Months earlier in the summer of 1989 Jiří Křižan and Václav Havel had drafted "A Few Sentences" Petition calling for the release of political prisoners and respect for human rights. Tens of thousands of Czechoslovakians signed the petition and it contributed to the Velvet Revolution and the fall of communism in Czechoslovakia.


What took place on November 17, 1989 was the nonviolent triumph of the power of the powerless over a brutal totalitarian regime.This is in profound contrast to the centenary of the start of World War One that was supposed to make the world safe for democracy and instead ushered in two totalitarian systems: Nazism and Communism, a Second World War and a Cold War.

The Velvet Revolution was not inevitable, but a combination of providence, free will, and principled human action. The "Velvet Revolution" achieved profound non-violent change without wholesale slaughter and violence associated historically with revolutions. A cursory look would claim that the "revolution" took 11 days in November for the Communists to relinquish power. Some say it began in 1976 after the beating and arrest of the rock band the Plastic People of the Universe led to a number of intellectuals, Vaclav Havel, among them drafting and signing Charter 77 challenging the Czech communists to honor the rights outlined in their own constitution and in the Helsinki accords which the communist government had signed in 1975.

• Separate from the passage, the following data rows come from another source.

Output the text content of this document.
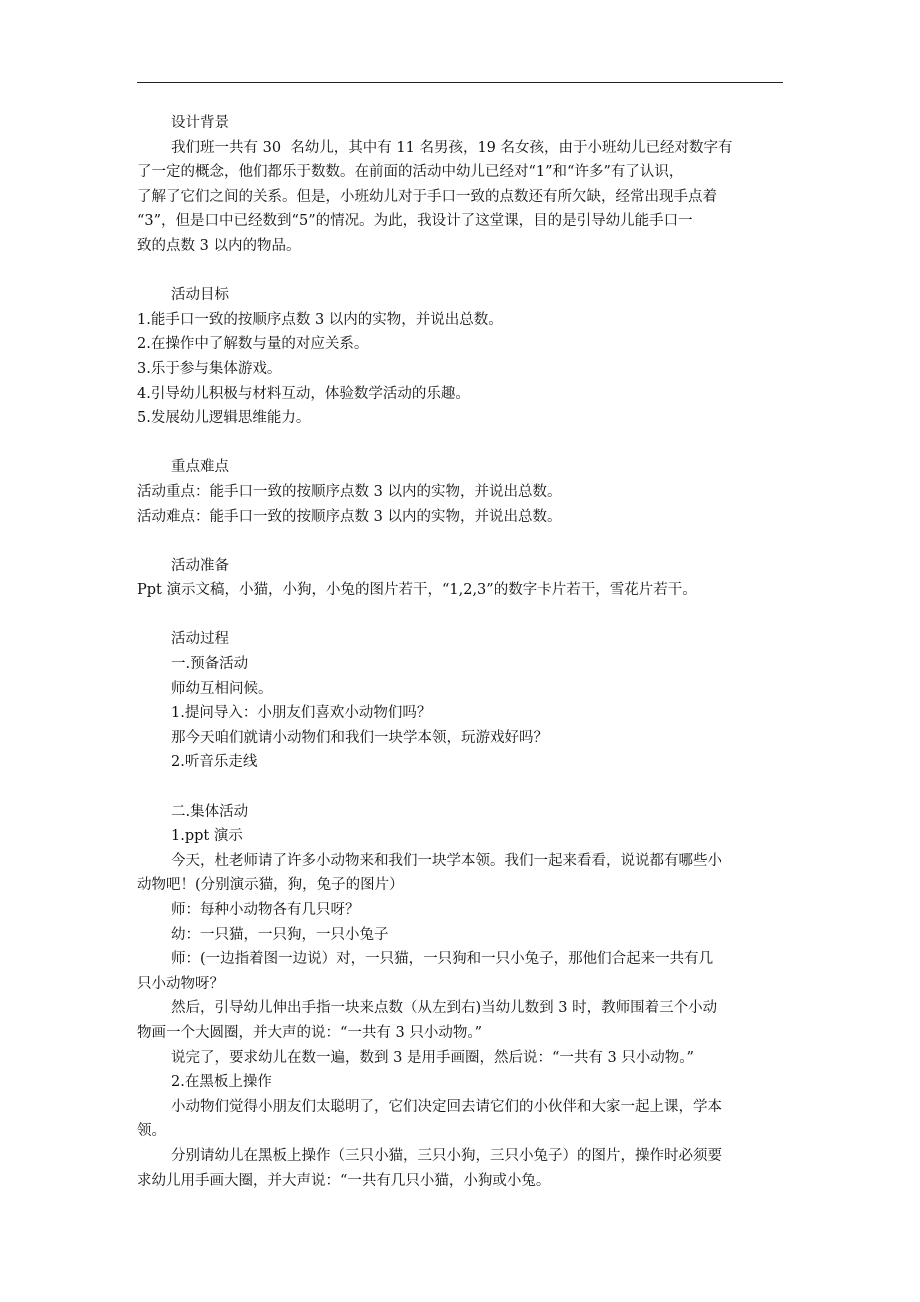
设计背景
我们班一共有 30  名幼儿，其中有 11 名男孩，19 名女孩，由于小班幼儿已经对数字有
了一定的概念，他们都乐于数数。在前面的活动中幼儿已经对“1”和“许多”有了认识，
了解了它们之间的关系。但是，小班幼儿对于手口一致的点数还有所欠缺，经常出现手点着
“3”，但是口中已经数到“5”的情况。为此，我设计了这堂课，目的是引导幼儿能手口一
致的点数 3 以内的物品。
活动目标
1.能手口一致的按顺序点数 3 以内的实物，并说出总数。
2.在操作中了解数与量的对应关系。
3.乐于参与集体游戏。
4.引导幼儿积极与材料互动，体验数学活动的乐趣。
5.发展幼儿逻辑思维能力。
重点难点
活动重点：能手口一致的按顺序点数 3 以内的实物，并说出总数。
活动难点：能手口一致的按顺序点数 3 以内的实物，并说出总数。
活动准备
Ppt 演示文稿，小猫，小狗，小兔的图片若干，“1,2,3”的数字卡片若干，雪花片若干。
活动过程
一.预备活动
师幼互相问候。
1.提问导入：小朋友们喜欢小动物们吗？
那今天咱们就请小动物们和我们一块学本领，玩游戏好吗？
2.听音乐走线
二.集体活动
1.ppt 演示
今天，杜老师请了许多小动物来和我们一块学本领。我们一起来看看，说说都有哪些小
动物吧！(分别演示猫，狗，兔子的图片）
师：每种小动物各有几只呀？
幼：一只猫，一只狗，一只小兔子
师：(一边指着图一边说）对，一只猫，一只狗和一只小兔子，那他们合起来一共有几
只小动物呀？
然后，引导幼儿伸出手指一块来点数（从左到右)当幼儿数到 3 时，教师围着三个小动
物画一个大圆圈，并大声的说：“一共有 3 只小动物。”
说完了，要求幼儿在数一遍，数到 3 是用手画圈，然后说：“一共有 3 只小动物。”
2.在黑板上操作
小动物们觉得小朋友们太聪明了，它们决定回去请它们的小伙伴和大家一起上课，学本
领。
分别请幼儿在黑板上操作（三只小猫，三只小狗，三只小兔子）的图片，操作时必须要
求幼儿用手画大圈，并大声说：“一共有几只小猫，小狗或小兔。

However some nonviolent theoreticians place the roots of the 1989 success even further back in the nonviolent response to the Soviet invasion of Czechoslovakia in 1968. After Soviet tanks crushed the Prague Spring, an effort by Czechoslovak communist reformers to build socialism with a human face, Havel wrote the following to the Czechoslovak President Alexander Dubcek who had been one of the reformers later purged: "Even a purely moral act that has no hope of any immediate and visible political effect can gradually and indirectly, over time, gain in political significance." The response by Czechs in what later became known as a civilian based defense, nonviolently bogged down the advancing Soviet army for eight months. The nonviolent lessons learned in 1968 planted seeds that bore fruit in 1989.  Havel passed away on December 18, 2011 but his legacy endures and his ideas remains relevant raising the call to vigilance at a conference at Charles University titled “Freedom and its Enemies”:

The era of dictatorships and totalitarian systems has not ended at all. It may have ended in a traditional form as we know it from the 20th century, but new, far more sophisticated ways of controlling society are being born. It requires alertness, carefulness, caution, study and a detached view.
I've had the privilege to have walked the streets and breathed the air of Prague in May of 1990, barely five months after Havel went to the Castle in December of 1989, and returned nineteen years later in October of 2009 to participate in Forum 2000 and see the changes that had taken place. Although Czechs may no longer look in awe at all that they have accomplished after walking around the center of the city visiting shops and a grocery store, and talking with Czechs over a few beers I left impressed by all that had been accomplished, and with an overwhelming sense of happiness at bearing witness to a flowering of freedom and creativity that continues to endure and thrive. Victims of dictatorship the world over have experienced first hand the solidarity of the Czech and Slovak peoples. Further evidence that 25 years later the ideals of the Velvet Revolution endure.

Vaclav Havel greets crowds in Wenceslas Square during 'Velvet Revolution'.